Sunday 2 February 2020

Theories of Surplus Value, Part III, Addenda - Part 54

Marx ridicules Karl Arnd, who wrote criticising Rau for referring to “employer's profit” in addition to wages, rent and interest. Marx notes, 

“According to this one might think that Adam Smith reduces national wealth to interest, rent and wages, whereas on the contrary he quite expressly declares that profit results from the use of capital and repeatedly and expressly states that interest—insofar as it constitutes surplus-value at all—is only a form derived from profit. Thus the vulgar economist reads into his sources the direct opposite of what they contain. Where Smith writes “profit” Arnd reads “interest”. It would be interesting to know what he supposes Adam Smith’s “interest” to mean.” (p 504) 

Marx also ridicules Arnd for his theory explaining movements in the rate of interest by the rate of growth of European forests. 

“This deserves to he called the “rate of interest originating in the forest”, and in the same work its inventor has rendered another service to “our science” as the philosopher of the “dog tax”.” (p 504) 

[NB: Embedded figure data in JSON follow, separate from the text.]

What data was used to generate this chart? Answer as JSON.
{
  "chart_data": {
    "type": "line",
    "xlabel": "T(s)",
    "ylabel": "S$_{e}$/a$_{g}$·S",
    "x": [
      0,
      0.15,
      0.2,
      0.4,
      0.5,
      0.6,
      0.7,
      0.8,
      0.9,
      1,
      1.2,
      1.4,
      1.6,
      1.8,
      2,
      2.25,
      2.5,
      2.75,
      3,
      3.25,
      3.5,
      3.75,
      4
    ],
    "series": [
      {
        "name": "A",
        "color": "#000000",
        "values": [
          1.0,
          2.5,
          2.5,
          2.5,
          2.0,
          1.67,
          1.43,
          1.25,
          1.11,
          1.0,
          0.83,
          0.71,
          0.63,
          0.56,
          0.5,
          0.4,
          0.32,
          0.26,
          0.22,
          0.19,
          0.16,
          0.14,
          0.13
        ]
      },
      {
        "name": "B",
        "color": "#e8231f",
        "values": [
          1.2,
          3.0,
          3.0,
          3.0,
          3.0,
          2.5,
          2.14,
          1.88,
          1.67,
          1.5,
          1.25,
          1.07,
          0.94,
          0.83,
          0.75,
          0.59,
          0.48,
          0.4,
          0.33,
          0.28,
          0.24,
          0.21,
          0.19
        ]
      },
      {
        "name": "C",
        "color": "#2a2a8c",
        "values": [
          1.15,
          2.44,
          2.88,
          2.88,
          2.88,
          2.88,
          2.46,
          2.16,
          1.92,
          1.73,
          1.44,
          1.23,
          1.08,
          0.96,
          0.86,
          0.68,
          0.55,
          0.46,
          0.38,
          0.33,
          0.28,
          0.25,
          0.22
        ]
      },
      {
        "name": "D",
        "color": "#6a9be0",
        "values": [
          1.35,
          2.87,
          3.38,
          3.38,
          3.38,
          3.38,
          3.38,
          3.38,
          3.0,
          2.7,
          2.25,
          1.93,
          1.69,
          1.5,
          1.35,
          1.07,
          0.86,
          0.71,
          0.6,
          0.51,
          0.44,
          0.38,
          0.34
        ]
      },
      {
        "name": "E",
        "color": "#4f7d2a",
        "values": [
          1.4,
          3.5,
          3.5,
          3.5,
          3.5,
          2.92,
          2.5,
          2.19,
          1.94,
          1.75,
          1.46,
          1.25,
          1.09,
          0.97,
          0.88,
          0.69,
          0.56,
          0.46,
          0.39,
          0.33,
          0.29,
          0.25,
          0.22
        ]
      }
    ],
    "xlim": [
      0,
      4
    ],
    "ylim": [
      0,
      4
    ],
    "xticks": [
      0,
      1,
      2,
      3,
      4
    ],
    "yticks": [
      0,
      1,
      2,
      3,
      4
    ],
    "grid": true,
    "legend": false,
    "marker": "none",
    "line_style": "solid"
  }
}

There have been many such ridiculous explanations of economic cycles including those related to sunspot activity, and so on, as well as those seeking to replace The Law of Value with the Law of Energy, whereby Marx's analysis is supposed to be now irrelevant because Marx did not live in a world where energy production was so determinant, and so where the depletion of energy resources makes further growth increasingly impossible. Many of those purveying this particular nonsense have also been predicting Peak Oil, and a catastrophic rise in energy prices for the last decade. It is fitting that this latest manifestation of Malthusianism has again been answered by the fact that, instead, energy prices have been falling sharply, as new sources of energy, and new means of more efficiently using energy have been developed over that time. 

The relation capital – interest means that the remaining portion of profit must be explained and vulgar economy does that by describing it as a return to the entrepreneur, as wages of superintendence. Yet, as Adam smith had already noted, whilst profits are proportionate to the capital advanced, the wages of superintendence are in inverse proportion to it. The wages of superintendence are proportionally high where little capital is advanced, and proportionally small where a large capital is advanced. But, it would be expected that where a large amount of capital is advanced, including, therefore, a large amount of labour to supervise and coordinate, a large amount of fixed capital and materials to take responsibility for, the labour of superintendence would be that much greater, and so the wages of superintendence greater too. 

The reality is, of course, that the industrial profit, or profit of enterprise, remaining after the deduction of interest has little to do with any labour of superintendence. The profit of the firm is a function of the average rate of profit; the interest deducted from this profit is a function of the rate of interest, and similarly for the rent. The profit of enterprise is then a function first of the average rate of profit, and then of these deductions from it. 

The labour of superintendence itself divides into two different components. There is the labour of supervision and coordination that is required in all labour processes based on cooperation and the division of labour, and then there is that labour required only because of the antagonistic relation between the labourers and the owners of means of production. 

“A conductor does not have to be the owner of the instruments used by the orchestra, nor is it one of his functions as a conductor to speculate on the subsistence costs of the members of the orchestra, or, in general, to have anything to do with their “wages”.” (p 505) 

The reason that the wages of superintendence are proportionally high, where a small amount of capital is advanced, is hat the wages of the entrepreneur often do include a large amount of actual wages, including, often, for labour they continue to undertake in actual production. 

“... the capitalist is something between an exploiter of other people’s labour and a person who lives off his own labour)” (p 505) 

They are proportionally small where a large capital is advanced precisely because the entrepreneur performs proportionately less labour, professional managers are employed on market rates of wages, and so on.